08 May 2012

How To Succeed In Law School Without Really Trying

You have all heard of, if not consumed, the city's most famous export.

However, unless you are from that city or its country (or the nations near it), you probably haven't heard of one of its biggest scandals in recent years.

All of the world drinks Pilsner beer.  The original, and most famous, version of it is Pilsner Urquell, which is still brewed in the city from which the beer takes its name:  Plzen, in Bohemia (Czech Republic).

The city also has a law school--at least until October.  Now that I've mentioned it, you probably know where this post is going.

Local residents sometimes joke, "I have nothing to do this weekend. I think I'll get a law degree."  Turns out, they weren't exaggerating by as much as one might expect.  

While there has been cheating and other wrongdoing at the law school (Really? I'm shocked!) of the University of West Bohemia for as long as anybody can remember, the scandals that will likely result in the closure of the school first came to light three years ago.  Then, a student complained to Professor Petr Bezouska that he found passages in vice-dean Ivan Tomazic's thesis that had been copied from another legal text.  That same student then accused Jaroslav Zacharias, the dean of the faculty, of plagiarism.

Once those accusations were made public, Milan Kindl, another vice-dean, said that his colleague's work was indeed fraudulent, but had been planted in a library in order to root out an informer who had been leaking information about the faculty to the press.

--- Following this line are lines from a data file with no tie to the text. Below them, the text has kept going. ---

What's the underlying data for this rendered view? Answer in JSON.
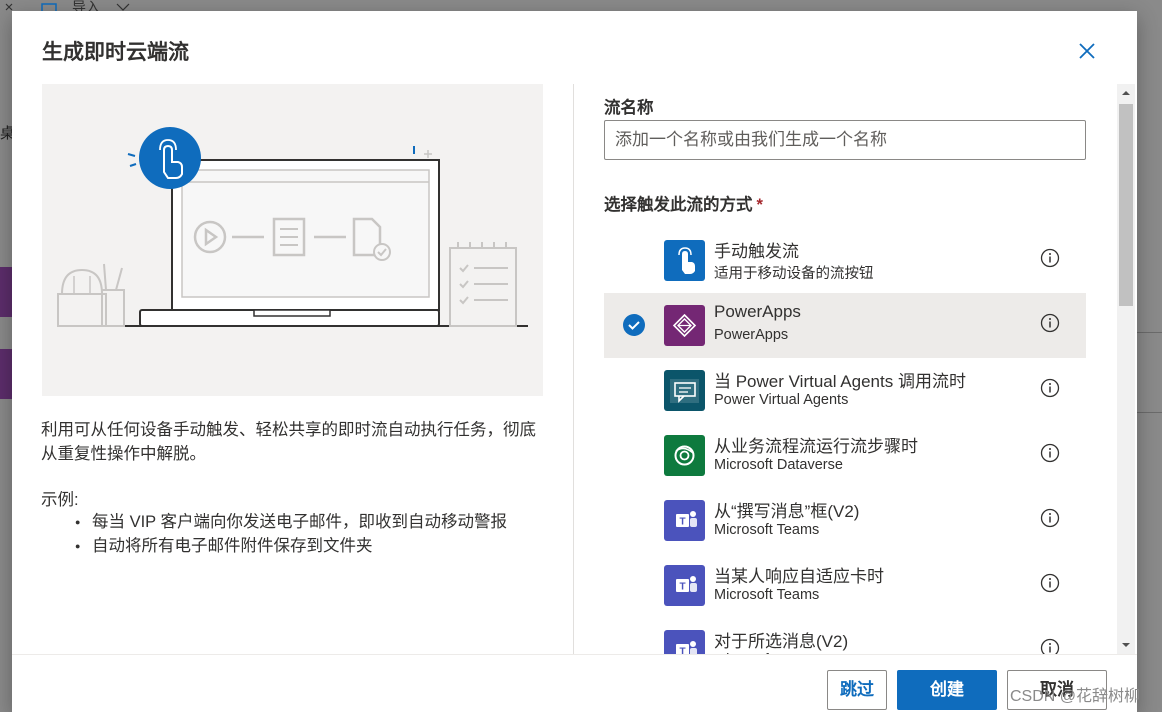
{
  "background": {
    "top_text": "导入",
    "left_char": "桌"
  },
  "dialog": {
    "title": "生成即时云端流",
    "description": "利用可从任何设备手动触发、轻松共享的即时流自动执行任务，彻底从重复性操作中解脱。",
    "examples_title": "示例:",
    "examples": [
      "每当 VIP 客户端向你发送电子邮件，即收到自动移动警报",
      "自动将所有电子邮件附件保存到文件夹"
    ]
  },
  "form": {
    "name_label": "流名称",
    "name_placeholder": "添加一个名称或由我们生成一个名称",
    "trigger_label": "选择触发此流的方式",
    "required_mark": "*"
  },
  "triggers": [
    {
      "title": "手动触发流",
      "subtitle": "适用于移动设备的流按钮",
      "icon": "touch-icon",
      "color": "#0f6cbd",
      "selected": false
    },
    {
      "title": "PowerApps",
      "subtitle": "PowerApps",
      "icon": "powerapps-icon",
      "color": "#742774",
      "selected": true
    },
    {
      "title": "当 Power Virtual Agents 调用流时",
      "subtitle": "Power Virtual Agents",
      "icon": "pva-chat-icon",
      "color": "#0b556a",
      "selected": false
    },
    {
      "title": "从业务流程流运行流步骤时",
      "subtitle": "Microsoft Dataverse",
      "icon": "dataverse-icon",
      "color": "#0e7a3e",
      "selected": false
    },
    {
      "title": "从“撰写消息”框(V2)",
      "subtitle": "Microsoft Teams",
      "icon": "teams-icon",
      "color": "#4b53bc",
      "selected": false
    },
    {
      "title": "当某人响应自适应卡时",
      "subtitle": "Microsoft Teams",
      "icon": "teams-icon",
      "color": "#4b53bc",
      "selected": false
    },
    {
      "title": "对于所选消息(V2)",
      "subtitle": "Microsoft Teams",
      "icon": "teams-icon",
      "color": "#4b53bc",
      "selected": false
    }
  ],
  "buttons": {
    "skip": "跳过",
    "create": "创建",
    "cancel": "取消"
  },
  "watermark": "CSDN @花辞树柳"
}
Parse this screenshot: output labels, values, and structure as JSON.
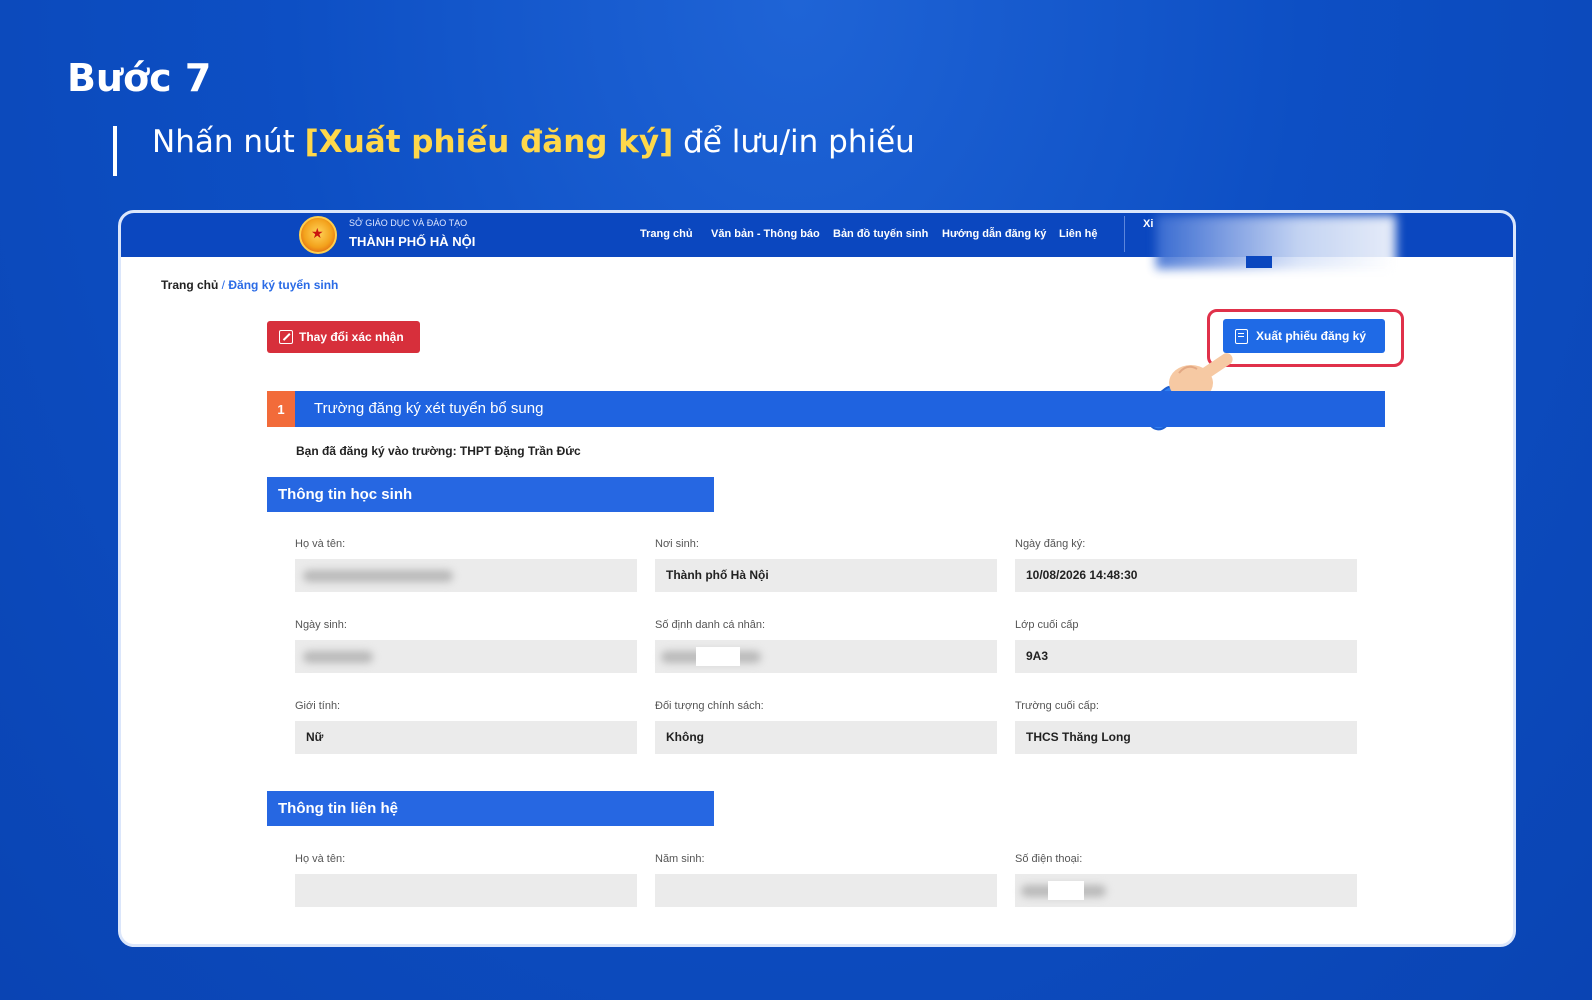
{
  "step": {
    "title": "Bước 7",
    "instruction_prefix": "Nhấn nút ",
    "instruction_highlight": "[Xuất phiếu đăng ký]",
    "instruction_suffix": " để lưu/in phiếu"
  },
  "header": {
    "org_line1": "SỞ GIÁO DỤC VÀ ĐÀO TẠO",
    "org_line2": "THÀNH PHỐ HÀ NỘI",
    "nav": [
      "Trang chủ",
      "Văn bản - Thông báo",
      "Bản đồ tuyến sinh",
      "Hướng dẫn đăng ký",
      "Liên hệ"
    ],
    "user_initials": "Xi"
  },
  "breadcrumb": {
    "home": "Trang chủ",
    "sep": " / ",
    "current": "Đăng ký tuyển sinh"
  },
  "actions": {
    "change_label": "Thay đổi xác nhận",
    "export_label": "Xuất phiếu đăng ký"
  },
  "section": {
    "number": "1",
    "title": "Trường đăng ký xét tuyển bổ sung",
    "registered_text": "Bạn đã đăng ký vào trường: THPT Đặng Trần Đức"
  },
  "student_info": {
    "header": "Thông tin học sinh",
    "fields": [
      {
        "label": "Họ và tên:",
        "value": ""
      },
      {
        "label": "Nơi sinh:",
        "value": "Thành phố Hà Nội"
      },
      {
        "label": "Ngày đăng ký:",
        "value": "10/08/2026 14:48:30"
      },
      {
        "label": "Ngày sinh:",
        "value": ""
      },
      {
        "label": "Số định danh cá nhân:",
        "value": ""
      },
      {
        "label": "Lớp cuối cấp",
        "value": "9A3"
      },
      {
        "label": "Giới tính:",
        "value": "Nữ"
      },
      {
        "label": "Đối tượng chính sách:",
        "value": "Không"
      },
      {
        "label": "Trường cuối cấp:",
        "value": "THCS Thăng Long"
      }
    ]
  },
  "contact_info": {
    "header": "Thông tin liên hệ",
    "fields": [
      {
        "label": "Họ và tên:",
        "value": ""
      },
      {
        "label": "Năm sinh:",
        "value": ""
      },
      {
        "label": "Số điện thoại:",
        "value": ""
      }
    ]
  },
  "colors": {
    "background": "#0d4fc4",
    "highlight_text": "#ffd84a",
    "nav_bar": "#0b47bf",
    "primary_button": "#1f6ae6",
    "danger_button": "#d72f3b",
    "section_number": "#f26b3a",
    "callout_border": "#e0314a"
  }
}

Kindl than accused Bezouska, the professor to whom the student complained, of being a snitch.

Kindl, Tomazic and Zacharias all resigned within a few days of the scandal breaking.  The Minister of Justice, Jiri Popisil, launched an investigation that revealed, among other things, a student who got a law degree in two months instead of the normal five years.  

In the subsequent months, dissertations mysteriously disappeared from the school's library.  Or, perhaps, they were never there in the first place.  When asked, some politicians who got degrees from the school couldn't present their dissertations.   Ivana Rapkova, the mayor of Chomutov, developed a case of amnesia--about her days at the law school.  She couldn't remember any of her professor's names.  

It could be argued that politicians like Rapkova have even more power to move government-related interests--and get jobs for friends, family members and such--than their American counterparts have.  They can even make it possible for said friends and family members to get degrees from places like the University of West Bohemia School of Law.

The Czech Accreditation Commission recently came to the conclusion that the School of Law had not sufficiently reformed itself.  As a result, the Commission decided that the School's accreditation won't be extended past this October. 

Vladimira Dvorakova, the chair of the Committee, said she expects the dean and rector of the faculty to contact the other three law schools in the Czech Republic about taking in the students from Plzen, who currently number around 2000. 


  1. Could you imagine the morally bankrupt organization known as the American Bar Association taking such action?! Hell, they would likely call such conduct "smart business practices."

  2. You're right, Nando. The ABA would probably applaud. And the law school deans would laugh all the way to the bank.